I recently made some optimizations at work that saved more than 40% CPU at peak time. In this post, I go over the details about how I identified and fixed the bottleneck.

Preparation

The first step is to identify the bottleneck. There might or might not be a single big bottleneck in a system. Usually, it’s not straightforward to replicate the production workload on a staging or developer machine. Instead, I focused on profiling the system in production without disrupting live workloads.

Erlang provides a range of tools to find memory or CPU bottlenecks. However, most of them are only suitable to run on a developer machine because of the performance overhead. Erlang also provides support for a Linux profiler called perf. I added +JPperf true to the rel/vm.args.eex file to enable perf support.

Data collection

sudo perf record -g -F 99 --pid 607343 --call-graph=fp -- sleep 10
sudo perf script --header > out.stacks

Let’s break down the steps. The first command perf record collects data, and the second command just reformats the collected data. -F controls the sampling frequency; the default is usually set to 1000, but I typically reduce this to 99 on a production system to reduce the profiling overhead.

~/FlameGraph/stackcollapse-perf.pl < /tmp/out.stacks | \
  sed -e 's/^[0-9]\+_//' -e 's/^erts_\([^_]\+\)_[0-9]\+/erts_\1/' | \
  ~/FlameGraph/flamegraph.pl --hash > /tmp/flame.svg

Copy the out.stacks file to your local machine and use FlameGraph to convert it to a flamegraph.

Hypothesis

The percentage of the Elixir stack was so small it didn’t even show up anywhere unless one started to zoom in. There were a lot of [unknown] stacks as well, which I have’t yet figured out how to fix. Playing around with the flamegraph for a bit, I noticed the binary_to_term_1 with 3.02% usage and another place with exactly the same children, just with the name binary_to_term_1 missing. The total usage added up to 31.87%. I assumed both were the same and started to look into our codebase for binary_to_term usage.

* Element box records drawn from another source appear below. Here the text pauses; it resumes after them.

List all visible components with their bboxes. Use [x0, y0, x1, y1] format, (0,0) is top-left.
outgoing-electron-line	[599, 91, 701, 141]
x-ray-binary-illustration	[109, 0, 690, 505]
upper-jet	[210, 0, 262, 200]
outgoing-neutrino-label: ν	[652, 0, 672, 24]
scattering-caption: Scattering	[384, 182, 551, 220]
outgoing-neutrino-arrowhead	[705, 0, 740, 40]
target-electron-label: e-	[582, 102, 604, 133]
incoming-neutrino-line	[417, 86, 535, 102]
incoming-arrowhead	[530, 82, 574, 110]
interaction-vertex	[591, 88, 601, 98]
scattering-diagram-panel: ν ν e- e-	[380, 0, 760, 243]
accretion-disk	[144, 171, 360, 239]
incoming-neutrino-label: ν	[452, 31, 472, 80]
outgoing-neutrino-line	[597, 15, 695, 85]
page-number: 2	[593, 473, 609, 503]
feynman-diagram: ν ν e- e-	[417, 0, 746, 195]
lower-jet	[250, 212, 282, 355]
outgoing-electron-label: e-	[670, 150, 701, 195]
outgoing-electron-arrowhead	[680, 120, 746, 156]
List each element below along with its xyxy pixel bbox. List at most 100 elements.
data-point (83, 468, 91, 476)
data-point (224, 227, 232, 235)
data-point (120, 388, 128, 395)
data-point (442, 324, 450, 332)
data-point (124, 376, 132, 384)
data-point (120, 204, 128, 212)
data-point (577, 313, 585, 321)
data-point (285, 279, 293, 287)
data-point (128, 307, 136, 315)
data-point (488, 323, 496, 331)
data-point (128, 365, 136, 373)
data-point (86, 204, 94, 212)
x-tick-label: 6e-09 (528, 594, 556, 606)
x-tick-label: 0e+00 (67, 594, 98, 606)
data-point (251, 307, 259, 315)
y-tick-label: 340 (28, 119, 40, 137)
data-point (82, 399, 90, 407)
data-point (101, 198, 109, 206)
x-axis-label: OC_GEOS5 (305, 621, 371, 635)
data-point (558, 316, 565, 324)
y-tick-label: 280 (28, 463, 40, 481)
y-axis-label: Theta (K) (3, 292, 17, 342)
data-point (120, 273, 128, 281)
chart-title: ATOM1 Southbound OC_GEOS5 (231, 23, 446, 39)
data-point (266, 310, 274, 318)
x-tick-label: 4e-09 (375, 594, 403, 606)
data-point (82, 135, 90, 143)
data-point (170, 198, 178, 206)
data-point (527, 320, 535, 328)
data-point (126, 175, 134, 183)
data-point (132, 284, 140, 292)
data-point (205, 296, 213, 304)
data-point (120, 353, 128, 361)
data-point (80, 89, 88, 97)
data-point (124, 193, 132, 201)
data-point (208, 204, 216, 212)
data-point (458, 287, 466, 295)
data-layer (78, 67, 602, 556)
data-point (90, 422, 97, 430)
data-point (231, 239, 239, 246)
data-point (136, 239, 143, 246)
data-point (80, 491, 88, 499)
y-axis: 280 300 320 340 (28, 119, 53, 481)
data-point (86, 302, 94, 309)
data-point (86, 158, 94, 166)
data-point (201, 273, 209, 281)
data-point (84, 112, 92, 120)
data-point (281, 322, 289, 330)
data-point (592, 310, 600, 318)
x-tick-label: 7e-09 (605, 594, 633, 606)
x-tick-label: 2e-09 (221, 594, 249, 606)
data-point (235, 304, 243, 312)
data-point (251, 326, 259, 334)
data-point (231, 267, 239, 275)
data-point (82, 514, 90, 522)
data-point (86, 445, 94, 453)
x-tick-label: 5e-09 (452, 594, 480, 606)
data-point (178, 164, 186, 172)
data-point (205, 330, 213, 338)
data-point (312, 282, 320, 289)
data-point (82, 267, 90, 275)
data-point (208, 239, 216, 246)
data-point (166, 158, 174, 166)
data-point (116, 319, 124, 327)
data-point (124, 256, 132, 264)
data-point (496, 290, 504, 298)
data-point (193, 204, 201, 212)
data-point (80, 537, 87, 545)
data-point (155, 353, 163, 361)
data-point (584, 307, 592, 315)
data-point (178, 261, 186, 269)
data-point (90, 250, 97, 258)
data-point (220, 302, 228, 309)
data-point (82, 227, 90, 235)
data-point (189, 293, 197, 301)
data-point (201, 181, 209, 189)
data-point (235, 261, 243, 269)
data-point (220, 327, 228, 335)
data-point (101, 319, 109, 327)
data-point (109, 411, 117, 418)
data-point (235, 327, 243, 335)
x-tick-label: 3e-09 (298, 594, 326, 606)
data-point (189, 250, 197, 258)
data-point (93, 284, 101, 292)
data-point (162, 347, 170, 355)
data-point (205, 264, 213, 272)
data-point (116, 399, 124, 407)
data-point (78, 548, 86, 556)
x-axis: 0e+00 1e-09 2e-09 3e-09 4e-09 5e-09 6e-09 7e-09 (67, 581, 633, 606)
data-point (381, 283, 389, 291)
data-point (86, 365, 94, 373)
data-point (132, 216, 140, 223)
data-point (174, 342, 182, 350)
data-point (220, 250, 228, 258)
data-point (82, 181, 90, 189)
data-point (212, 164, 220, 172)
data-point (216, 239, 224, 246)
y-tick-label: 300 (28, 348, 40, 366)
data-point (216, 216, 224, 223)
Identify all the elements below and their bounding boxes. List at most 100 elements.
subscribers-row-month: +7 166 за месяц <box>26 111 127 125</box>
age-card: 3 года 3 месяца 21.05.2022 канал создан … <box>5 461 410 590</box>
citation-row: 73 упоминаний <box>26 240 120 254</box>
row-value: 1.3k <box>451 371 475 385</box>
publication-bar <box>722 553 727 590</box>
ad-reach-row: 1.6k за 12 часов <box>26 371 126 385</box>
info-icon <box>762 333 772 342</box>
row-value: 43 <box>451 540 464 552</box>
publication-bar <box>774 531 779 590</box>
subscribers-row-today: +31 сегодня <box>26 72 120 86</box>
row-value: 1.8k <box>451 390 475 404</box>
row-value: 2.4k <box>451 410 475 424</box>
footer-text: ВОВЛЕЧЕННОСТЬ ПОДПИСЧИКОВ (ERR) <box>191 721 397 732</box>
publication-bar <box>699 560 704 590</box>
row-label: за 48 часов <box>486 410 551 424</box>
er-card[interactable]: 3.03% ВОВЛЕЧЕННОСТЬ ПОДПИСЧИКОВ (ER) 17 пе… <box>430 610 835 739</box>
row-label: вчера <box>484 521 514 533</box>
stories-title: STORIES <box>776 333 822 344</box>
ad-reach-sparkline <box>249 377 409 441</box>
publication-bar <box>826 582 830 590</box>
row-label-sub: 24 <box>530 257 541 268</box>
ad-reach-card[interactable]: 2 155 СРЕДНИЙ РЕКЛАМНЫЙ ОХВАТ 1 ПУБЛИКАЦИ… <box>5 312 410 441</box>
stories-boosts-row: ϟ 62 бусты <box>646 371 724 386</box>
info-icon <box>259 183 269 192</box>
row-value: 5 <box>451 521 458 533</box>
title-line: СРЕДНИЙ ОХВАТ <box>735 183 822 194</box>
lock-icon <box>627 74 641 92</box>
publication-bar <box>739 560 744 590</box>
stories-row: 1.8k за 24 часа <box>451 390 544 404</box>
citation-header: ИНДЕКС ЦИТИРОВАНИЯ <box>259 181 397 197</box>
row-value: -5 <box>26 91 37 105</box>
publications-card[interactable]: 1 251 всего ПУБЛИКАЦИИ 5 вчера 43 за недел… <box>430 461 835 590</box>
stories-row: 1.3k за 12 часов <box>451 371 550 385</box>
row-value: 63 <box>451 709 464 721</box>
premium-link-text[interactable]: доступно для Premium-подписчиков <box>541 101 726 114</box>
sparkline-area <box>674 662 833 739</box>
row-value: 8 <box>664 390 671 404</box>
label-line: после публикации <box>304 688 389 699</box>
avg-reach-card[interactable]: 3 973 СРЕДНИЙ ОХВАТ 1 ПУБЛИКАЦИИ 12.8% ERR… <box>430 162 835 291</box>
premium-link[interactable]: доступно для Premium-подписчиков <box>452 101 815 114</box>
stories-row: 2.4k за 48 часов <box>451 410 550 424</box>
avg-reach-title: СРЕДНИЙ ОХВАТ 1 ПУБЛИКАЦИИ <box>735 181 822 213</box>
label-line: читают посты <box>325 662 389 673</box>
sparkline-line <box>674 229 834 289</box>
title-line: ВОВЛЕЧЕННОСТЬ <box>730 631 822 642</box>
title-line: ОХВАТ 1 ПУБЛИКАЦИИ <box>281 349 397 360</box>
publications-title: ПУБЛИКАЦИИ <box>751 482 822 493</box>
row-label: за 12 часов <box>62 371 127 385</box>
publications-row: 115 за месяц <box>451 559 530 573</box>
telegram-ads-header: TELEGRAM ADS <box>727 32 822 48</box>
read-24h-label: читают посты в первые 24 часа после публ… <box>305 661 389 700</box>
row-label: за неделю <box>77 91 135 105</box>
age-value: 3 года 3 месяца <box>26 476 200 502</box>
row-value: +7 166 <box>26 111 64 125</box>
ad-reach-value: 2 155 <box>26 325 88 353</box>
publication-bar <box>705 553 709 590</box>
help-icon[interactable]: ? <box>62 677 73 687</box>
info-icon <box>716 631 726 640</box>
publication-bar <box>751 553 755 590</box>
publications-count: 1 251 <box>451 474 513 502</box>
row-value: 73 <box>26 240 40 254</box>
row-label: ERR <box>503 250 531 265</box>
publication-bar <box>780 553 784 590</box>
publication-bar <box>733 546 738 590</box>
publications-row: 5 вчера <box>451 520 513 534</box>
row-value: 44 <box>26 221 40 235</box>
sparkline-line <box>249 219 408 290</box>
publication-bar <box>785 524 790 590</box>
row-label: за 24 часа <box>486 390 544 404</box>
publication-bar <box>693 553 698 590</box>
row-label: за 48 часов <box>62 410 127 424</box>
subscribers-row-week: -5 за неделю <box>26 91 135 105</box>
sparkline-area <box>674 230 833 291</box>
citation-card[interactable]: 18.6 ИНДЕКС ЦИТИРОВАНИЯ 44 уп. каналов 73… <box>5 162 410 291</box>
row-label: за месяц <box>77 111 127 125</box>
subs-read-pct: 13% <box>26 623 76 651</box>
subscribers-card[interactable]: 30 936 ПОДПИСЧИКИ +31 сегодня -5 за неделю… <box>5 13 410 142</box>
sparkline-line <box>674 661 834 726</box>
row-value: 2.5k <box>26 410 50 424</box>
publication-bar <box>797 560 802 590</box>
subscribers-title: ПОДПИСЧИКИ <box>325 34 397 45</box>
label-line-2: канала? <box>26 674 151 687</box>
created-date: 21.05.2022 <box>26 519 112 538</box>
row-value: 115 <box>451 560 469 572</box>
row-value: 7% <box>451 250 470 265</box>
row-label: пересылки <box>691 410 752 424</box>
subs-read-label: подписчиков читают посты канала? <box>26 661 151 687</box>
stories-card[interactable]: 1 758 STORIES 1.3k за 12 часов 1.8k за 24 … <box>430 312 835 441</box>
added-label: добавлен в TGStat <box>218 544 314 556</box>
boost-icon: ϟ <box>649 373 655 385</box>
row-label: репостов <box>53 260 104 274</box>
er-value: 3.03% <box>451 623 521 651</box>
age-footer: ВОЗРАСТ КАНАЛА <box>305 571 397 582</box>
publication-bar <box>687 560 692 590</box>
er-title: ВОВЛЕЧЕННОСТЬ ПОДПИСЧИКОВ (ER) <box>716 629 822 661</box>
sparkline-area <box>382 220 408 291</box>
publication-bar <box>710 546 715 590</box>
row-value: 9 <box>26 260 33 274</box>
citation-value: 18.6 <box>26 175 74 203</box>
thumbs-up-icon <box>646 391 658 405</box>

$global::call_light_bif_shared > binary_to_term_1 > [beam.smp] > [beam.smp] > erts_atom_put > erts_atom_put_index
$global::call_bif_shared > beam_jit_call_bif > [beam.smp] > [beam.smp] > erts_atom_put > erts_atom_put_index

We use Redis heavily for our caching use cases and use :erlang.term_to_binary(term, compressed: 6) for serialization and :erlang.binary_to_term(data) for deserialization. Switching to any other serialization format is out of the question since it’s unlikely to be faster than the native serialization format.

Using an in-memory cache is another viable approach. ETS-based cache is one of the straightforward ways to achieve in-memory caching. But there is one caveat: unlike other programming languages, Erlang uses a per-process heap, so whenever you fetch something from ETS, it’s going to copy the term into the current process’s heap. So there is some amount of copying involved. The question is, how does ETS copying compare with binary_to_term?

I ran a local benchmark for a very large object (7 MB compressed), and the results were impressive. I chose a large object to make sure the deserialization would be the bottleneck.

Name            ips        average  deviation         median         99th %
ets           11.77       84.93 ms     ±7.99%       83.92 ms      111.97 ms
redis          1.83      546.06 ms     ±5.44%      537.49 ms      626.95 ms

Comparison:
ets           11.77
redis          1.83 - 6.43x slower +461.13 ms

Experiment

cpu usage

I pushed a buggy version on day 1, which didn’t properly backfill the in-memory cache in the cache miss scenario. With the fix landed, we got more than 40% CPU reduction.

I regenerated the flamegraph again, and as expected, the binary_to_term_1 function is nearly gone from the graph. Of course, we now get ets_lookup_2, which takes up 11.92%, but this is much better than 31.87%. We also set the compress flag in ETS to true, which handles atoms and binaries more efficiently. Even though we only reduced 20%, the net CPU difference is 40%. I assume the other 20% might come from better garbage collection since we don’t keep creating duplicate binaries when we deserialize.

We still use Redis, with the in-memory cache as another layer in front of it. We use versioned cache keys, so the invalidation of the in-memory cache is not really an issue.